İhya, yalnızca taş duvarların onarımı değil; inancın, vicdanın ve faziletin ayağa kaldırılmasıdır. Bir milletin ruhunu diriltmek, o milletin yeniden doğuşuna vesile olur.
- Çöken Eser ve Değerleri Yükseltmek
Bugün kütüphanelerimiz raflarla dolu olsa da, içi boşalan gönüllerimizi doldurmadıkça ilim ve hikmetten mahrum kalırız. Bu sebeple yükselişin esası değerlerin ihyasıdır.
Kur’an’da bu hakikat şöyle ifade edilir:
> “Allah, yeryüzünde kendilerine imkan verdiğimizde namazı kılarlar, zekâtı verirler, iyiliği emreder, kötülükten men ederler.” (Hac, 41)
Gerçek yükseliş; adalet, takva ve fazilet ile olur. İmar edilen her taşın, harcına maneviyat katılmadıkça, bina ruhsuz bir ceset gibi kalır.
- Tahrip Edenlerin Döküntülerini Temizlemek
Her inşa faaliyeti, bir yıkıntının temizliği ile başlar. Gönülleri işgal eden menfî fikirler, batıl inançlar, yozlaşmış alışkanlıklar temizlenmedikçe yeni bir diriliş mümkün değildir.
> “De ki: Hak geldi, batıl yok olup gitti. Zaten batıl yok olmaya mahkûmdur.” (İsrâ, 81)
Bu ilahî beyan, dirilişin yolunu gösterir: Önce şerler defedilmeli, sonra hayırlar davet edilmelidir.
- Tarihî ve İbretli Bir Ders
Tarih şahittir ki, Roma en muazzam sarayları diktiği halde ahlakı çökünce yıkılmıştır. Endülüs, en büyük ilim merkezlerini kurduğu halde iman ve ihlası kaybedince tarihten silinmiştir. Osmanlı, ahlakı ve adaletiyle dünyaya nizam vermiş, bunlar sarsıldığında ise gücünü yitirmiştir.
Bu ibretli tablo bize şunu öğretir: Bir millet, önce gönlünü ve ahlakını imar etmedikçe, taş üstüne taş koyması beyhude olur.
- İlmî, Aklî ve Mantıkî Boyut
Toplumların yükselişi sosyolojik, psikolojik ve ahlakî temellere dayanır. Eğer temel değerler korunmazsa, modern şehirler sadece “beton ormanları”na dönüşür. Bilimsel olarak da bilinmektedir ki, sosyal dayanışma, ahlakî normlar ve manevî değerler bir toplumun sürdürülebilir gelişmesinde en belirleyici faktörlerdir.
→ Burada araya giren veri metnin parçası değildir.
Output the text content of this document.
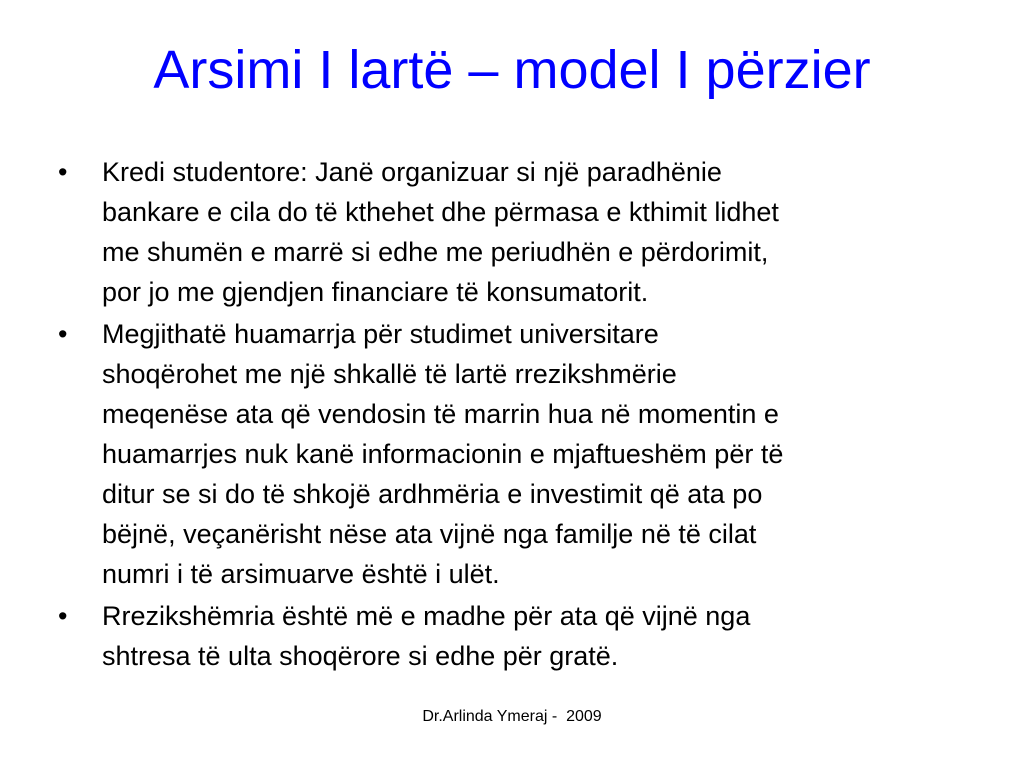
Arsimi I lartë – model I përzier
•	Kredi studentore: Janë organizuar si një paradhënie
bankare e cila do të kthehet dhe përmasa e kthimit lidhet
me shumën e marrë si edhe me periudhën e përdorimit,
por jo me gjendjen financiare të konsumatorit.
•	Megjithatë huamarrja për studimet universitare
shoqërohet me një shkallë të lartë rrezikshmërie
meqenëse ata që vendosin të marrin hua në momentin e
huamarrjes nuk kanë informacionin e mjaftueshëm për të
ditur se si do të shkojë ardhmëria e investimit që ata po
bëjnë, veçanërisht nëse ata vijnë nga familje në të cilat
numri i të arsimuarve është i ulët.
•	Rrezikshëmria është më e madhe për ata që vijnë nga
shtresa të ulta shoqërore si edhe për gratë.
Dr.Arlinda Ymeraj -  2009
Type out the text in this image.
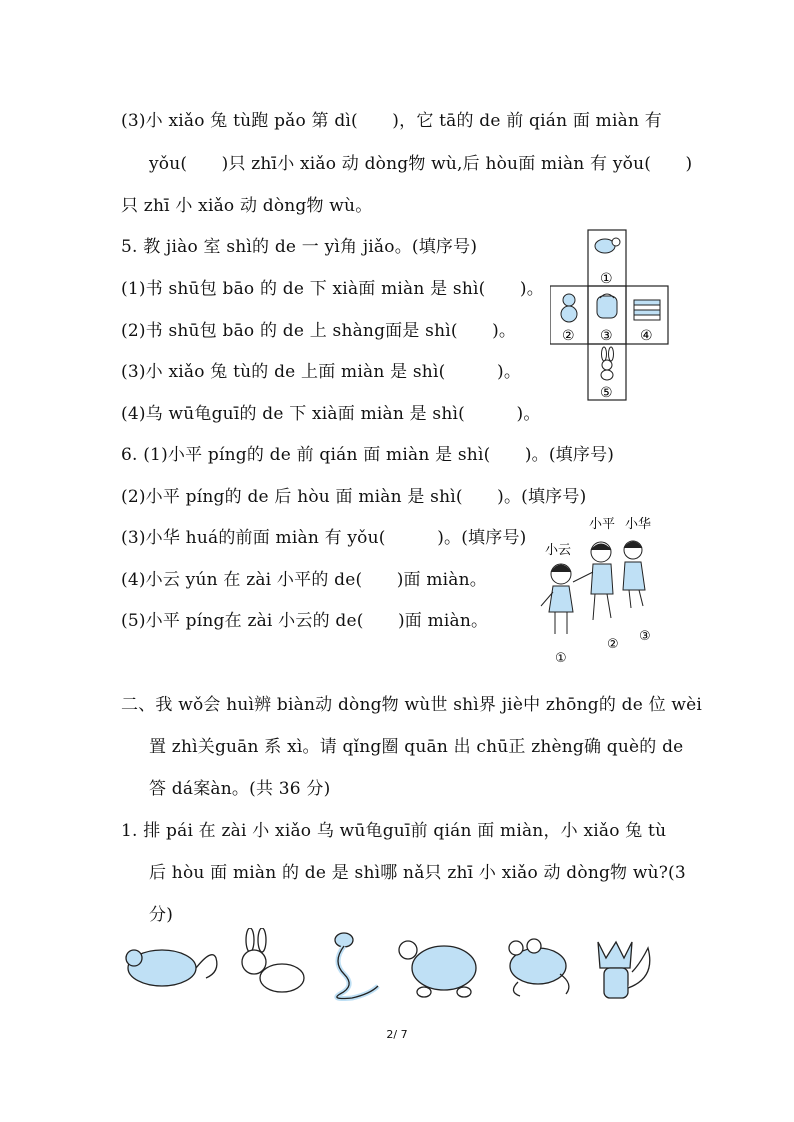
(3)小 xiǎo 兔 tù跑 pǎo 第 dì(　　)，它 tā的 de 前 qián 面 miàn 有
yǒu(　　)只 zhī小 xiǎo 动 dòng物 wù,后 hòu面 miàn 有 yǒu(　　)
只 zhī 小 xiǎo 动 dòng物 wù。
5. 教 jiào 室 shì的 de 一 yì角 jiǎo。(填序号)
(1)书 shū包 bāo 的 de 下 xià面 miàn 是 shì(　　)。
(2)书 shū包 bāo 的 de 上 shàng面是 shì(　　)。
(3)小 xiǎo 兔 tù的 de 上面 miàn 是 shì(　　　)。
(4)乌 wū龟guī的 de 下 xià面 miàn 是 shì(　　　)。
6. (1)小平 píng的 de 前 qián 面 miàn 是 shì(　　)。(填序号)
(2)小平 píng的 de 后 hòu 面 miàn 是 shì(　　)。(填序号)
(3)小华 huá的前面 miàn 有 yǒu(　　　)。(填序号)
(4)小云 yún 在 zài 小平的 de(　　)面 miàn。
(5)小平 píng在 zài 小云的 de(　　)面 miàn。
二、我 wǒ会 huì辨 biàn动 dòng物 wù世 shì界 jiè中 zhōng的 de 位 wèi
置 zhì关guān 系 xì。请 qǐng圈 quān 出 chū正 zhèng确 què的 de
答 dá案àn。(共 36 分)
1. 排 pái 在 zài 小 xiǎo 乌 wū龟guī前 qián 面 miàn，小 xiǎo 兔 tù
后 hòu 面 miàn 的 de 是 shì哪 nǎ只 zhī 小 xiǎo 动 dòng物 wù?(3
分)
①
② ③ ④
⑤
小平 小华
小云
①
②
③
2/ 7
Bir bina, temeli çürükse nasıl çökerse; bir toplum da ahlakı çürükse en parlak medeniyetler içinde bile yok olmaya mahkûmdur.
Sonuç ve Özet
İmar, ihya ve inşa sadece şehirlerimizin değil; gönüllerimizin, ahlakımızın ve değerlerimizin yeniden ayağa kaldırılmasıdır.
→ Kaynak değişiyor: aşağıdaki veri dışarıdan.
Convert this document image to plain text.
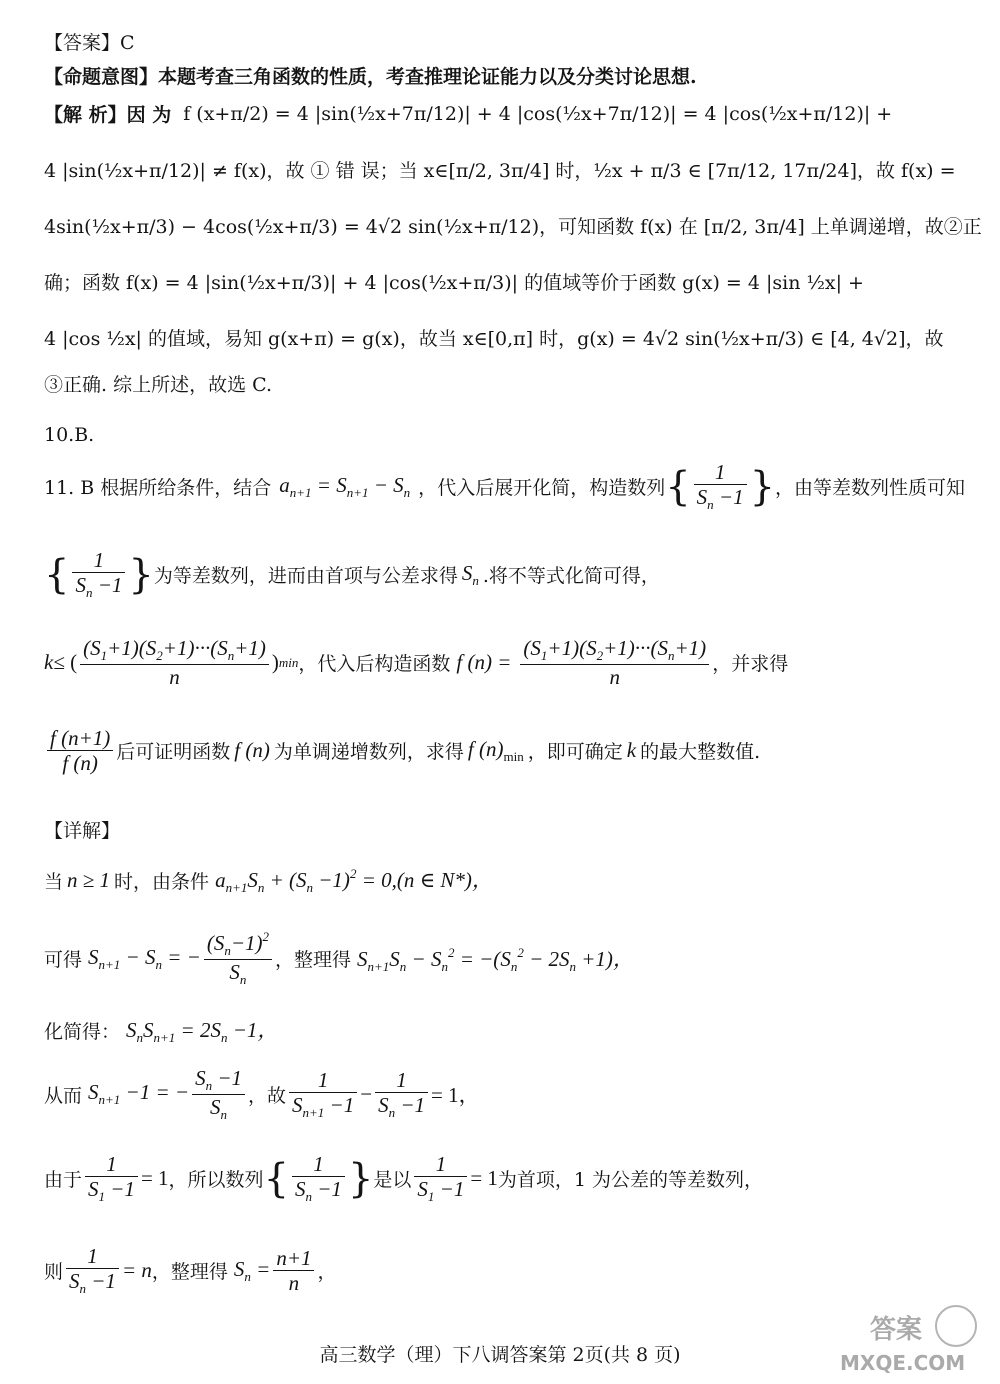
【答案】C
【命题意图】本题考查三角函数的性质，考查推理论证能力以及分类讨论思想.
【解 析】因 为 f (x+π/2) = 4 |sin(½x+7π/12)| + 4 |cos(½x+7π/12)| = 4 |cos(½x+π/12)| +
4 |sin(½x+π/12)| ≠ f(x)，故 ① 错 误；当 x∈[π/2, 3π/4] 时，½x + π/3 ∈ [7π/12, 17π/24]，故 f(x) =
4sin(½x+π/3) − 4cos(½x+π/3) = 4√2 sin(½x+π/12)，可知函数 f(x) 在 [π/2, 3π/4] 上单调递增，故②正
确；函数 f(x) = 4 |sin(½x+π/3)| + 4 |cos(½x+π/3)| 的值域等价于函数 g(x) = 4 |sin ½x| +
4 |cos ½x| 的值域，易知 g(x+π) = g(x)，故当 x∈[0,π] 时，g(x) = 4√2 sin(½x+π/3) ∈ [4, 4√2]，故
③正确. 综上所述，故选 C.
10.B.
11. B 根据所给条件，结合 $a_{n+1} = S_{n+1} - S_n$ ， 代入后展开化简，构造数列 { 1
$S_n -1$ } ， 由等差数列性质可知
{ 1
$S_n -1$ } 为等差数列，进而由首项与公差求得 $S_n$ .将不等式化简可得，
k ≤ (
$(S_1+1)(S_2+1)\cdot\cdot\cdot(S_n+1)$
n
) min ， 代入后构造函数 f (n) =
$(S_1+1)(S_2+1)\cdot\cdot\cdot(S_n+1)$
n
， 并求得
f (n+1)
f (n) 后可证明函数 f (n) 为单调递增数列，求得 f $(n)_{min}$ ， 即可确定 k 的最大整数值.
【详解】
当 n ≥ 1 时，由条件 $a_{n+1}S_n + (S_n -1)^2 = 0,(n$ ∈ N*)，
可得 $S_{n+1} - S_n$ = −
$(S_n-1)^2$
$S_n$
， 整理得 $S_{n+1}S_n - S_n^2 = -(S_n^2 - 2S_n +1)$，
化简得： $S_nS_{n+1} = 2S_n -1$，
从而 $S_{n+1} -1$ = −
$S_n -1$
$S_n$
， 故
1
$S_{n+1} -1$ −
1
$S_n -1 = 1$，
由于
1
$S_1 -1 = 1$ ， 所以数列 { 1
$S_n -1$ } 是以
1
$S_1 -1 = 1$ 为首项，1 为公差的等差数列，
则
1
$S_n -1 = n$ ， 整理得 $S_n = n+1$
n ，
高三数学（理）下八调答案第 2页(共 8 页)
答案
MXQE.COM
Önce tahrip edilmiş olanı tamir etmek,
Sonra ölmüş olanı diriltmek,
Ardından çöken değerleri yükseltmek,
Ve bütün bunların harcına maneviyatı katmak,
gerçek bir dirilişin yoludur.
Kur’an’ın bize öğrettiği gibi: “Allah, bir kavmi, onlar kendilerini değiştirmedikçe değiştirmez.” (Ra’d, 11)
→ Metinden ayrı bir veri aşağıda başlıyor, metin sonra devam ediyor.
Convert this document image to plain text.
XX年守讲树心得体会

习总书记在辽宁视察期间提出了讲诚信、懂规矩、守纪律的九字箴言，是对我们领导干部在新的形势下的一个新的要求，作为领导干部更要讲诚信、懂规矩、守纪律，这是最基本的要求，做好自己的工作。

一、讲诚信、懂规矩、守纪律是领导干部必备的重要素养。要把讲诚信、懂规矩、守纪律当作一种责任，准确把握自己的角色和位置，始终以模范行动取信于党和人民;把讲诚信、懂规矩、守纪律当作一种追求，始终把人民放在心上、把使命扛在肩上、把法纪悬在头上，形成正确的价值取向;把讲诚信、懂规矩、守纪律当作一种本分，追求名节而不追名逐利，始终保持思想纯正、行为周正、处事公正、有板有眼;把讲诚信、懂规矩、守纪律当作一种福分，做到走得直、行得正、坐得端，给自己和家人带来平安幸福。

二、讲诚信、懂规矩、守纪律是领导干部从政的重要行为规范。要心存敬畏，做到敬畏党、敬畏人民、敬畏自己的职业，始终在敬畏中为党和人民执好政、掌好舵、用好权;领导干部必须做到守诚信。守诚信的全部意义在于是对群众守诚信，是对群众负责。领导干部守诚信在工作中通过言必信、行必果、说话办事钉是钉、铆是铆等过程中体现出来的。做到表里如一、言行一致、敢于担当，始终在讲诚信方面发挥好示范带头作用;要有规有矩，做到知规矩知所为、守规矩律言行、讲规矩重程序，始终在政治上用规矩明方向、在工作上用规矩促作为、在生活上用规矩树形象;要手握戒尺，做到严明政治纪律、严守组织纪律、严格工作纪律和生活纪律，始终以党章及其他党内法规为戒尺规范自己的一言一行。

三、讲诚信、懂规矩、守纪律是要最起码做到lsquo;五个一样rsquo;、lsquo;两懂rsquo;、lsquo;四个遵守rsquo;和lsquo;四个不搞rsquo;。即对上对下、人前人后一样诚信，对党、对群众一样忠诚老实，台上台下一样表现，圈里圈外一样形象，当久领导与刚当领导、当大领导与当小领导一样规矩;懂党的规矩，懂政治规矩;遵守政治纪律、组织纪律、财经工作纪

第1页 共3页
Öyleyse diriliş, her şeyden önce kendimizi ve değerlerimizi yeniden imar ve ihya ile mümkündür.
📌 Özet:
Maddî ve manevî imar bir bütündür; biri olmadan diğeri eksik kalır.
Önce yıkıntılar temizlenmeli, sonra yeni değerler inşa edilmelidir.
Maneviyat harca katılmadıkça binalar ruhsuz, toplumlar çürük kalır.
Tarih, ahlakî ve manevî imarın medeniyetlerin temeli olduğunu göstermektedir.
Gerçek diriliş, Kur’an’ın rehberliğinde; iman, ahlak ve faziletle mümkündür.